De-interleaving DMA output from sequentially configured ADCs

Nev · ‎2024-01-18

I am using all 3 ADCs on an F765 to convert 16 channels of data at 50 ksps. Each ADC is configured to perform a sequence of conversions (5 on ADC1 and ADC2, 6 on ADC3), all triggered from the same timer. I have also configured them to ping-pong the data using the DMA. The ping-pong buffers reside in external SDRAM.

This works fine, but, ofcourse, there is the problem of the data being scrambled, so it has to be de-interleved into linear buffers for each channel so that I can then perform signal processing on each channel.

There is a lot of data to de-interleave (5000x2x2x16 bytes), and 100 ms in which to do all the required processing before the next buffer needs to be serviced. The de-interleaving routine takes about 39 ms after optimisation, so I only have 61 ms for the other filtering operations, which is likely to be a problem.

The DMA doesn't seem to allow clever indexing to de-interleave on the fly...am I missing a trick?

Is there something else I should be considering to get around the problem?

TDK · ‎2024-01-18

There's no trick, you have to de-interleave with the cpu. Putting the buffers in onboard RAM as opposed to SDRAM will speed things up considerably.

Consider smaller buffers in internal RAM which then get pushed out (after de-interleaving) to SDRAM.

If you feel a post has answered your question, please click "Accept as Solution".

View solution in original post

TDK · ‎2024-01-18

There's no trick, you have to de-interleave with the cpu. Putting the buffers in onboard RAM as opposed to SDRAM will speed things up considerably.

Consider smaller buffers in internal RAM which then get pushed out (after de-interleaving) to SDRAM.

If you feel a post has answered your question, please click "Accept as Solution".

Nev · ‎2024-01-18

Thanks for your confirmation regarding our understanding of ADC/DMA interaction.

We have considered using the internal tightly-coupled memory...we've done this with other projects, where we've had slightly different requirements. We've chosen a 100 ms ping-pong time to ensure we capture enough data to perform a specific analysis that ideally requires that time frame to get good statistics.

We could probably go down to 50 ms and collect data in a different way for that specific analysis, while still having time to process the data with our IIR and FIR filters.

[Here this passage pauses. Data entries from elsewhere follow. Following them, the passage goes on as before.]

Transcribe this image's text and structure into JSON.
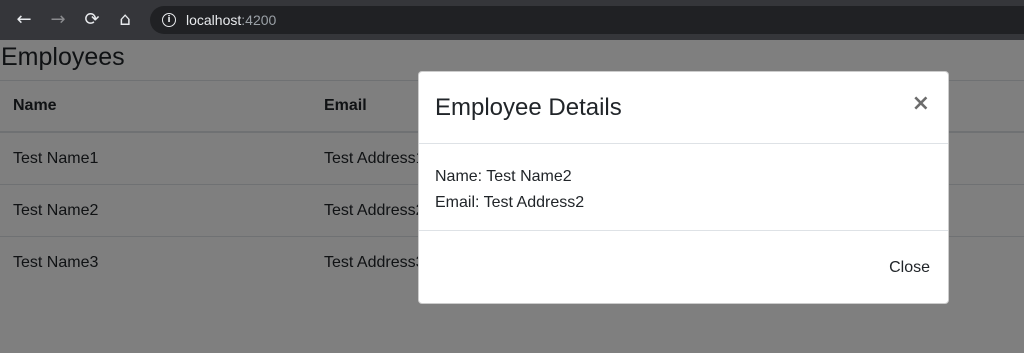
{
  "browser": {
    "nav": {
      "back_icon": "←",
      "forward_icon": "→",
      "reload_icon": "⟳",
      "home_icon": "⌂"
    },
    "info_icon": "i",
    "url_host": "localhost",
    "url_port": ":4200"
  },
  "page": {
    "title": "Employees",
    "table": {
      "headers": [
        "Name",
        "Email"
      ],
      "rows": [
        [
          "Test Name1",
          "Test Address1"
        ],
        [
          "Test Name2",
          "Test Address2"
        ],
        [
          "Test Name3",
          "Test Address3"
        ]
      ]
    }
  },
  "modal": {
    "title": "Employee Details",
    "close_icon": "×",
    "name_line": "Name: Test Name2",
    "email_line": "Email: Test Address2",
    "close_label": "Close"
  }
}
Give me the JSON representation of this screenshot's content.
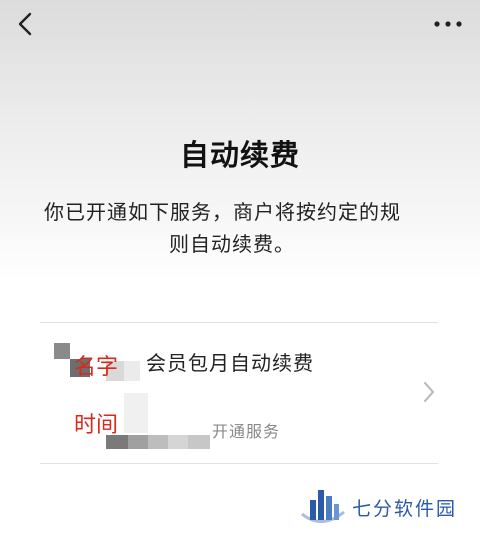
{
  "header": {
    "back_icon": "chevron-left-icon",
    "more_icon": "more-horizontal-icon"
  },
  "page": {
    "title": "自动续费",
    "description_line1": "你已开通如下服务，商户将按约定的规",
    "description_line2": "则自动续费。"
  },
  "service": {
    "overlay_name": "名字",
    "overlay_time": "时间",
    "name": "会员包月自动续费",
    "status": "开通服务",
    "chevron_icon": "chevron-right-icon"
  },
  "watermark": {
    "text": "七分软件园",
    "color": "#2b5aa8"
  },
  "colors": {
    "annotation_red": "#d62a1b",
    "secondary_text": "#888888"
  }
}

I will look at implementing that as a solution and see how much time we can save.

waclawek.jan · ‎2024-01-18

The trick is to de-interleave as you read the data for the processing. You cannot use the canned functions of course.

JW

Nev · ‎2024-01-19

@waclawek.jan Since we are not just consuming the data in our signal processing chain, but also "capturing" the data to be able to get what you might call pre-trigger information, then de-interleaving on-the-fly won't save us any time, but thanks for the suggestion.

@TDKA simple change in the linker file to put the ping-pong buffers in RAM has saved 13 ms, so that's a great suggestion.

I think we can consider this thread closed, but if anyone would like to contribute further, then please feel free :)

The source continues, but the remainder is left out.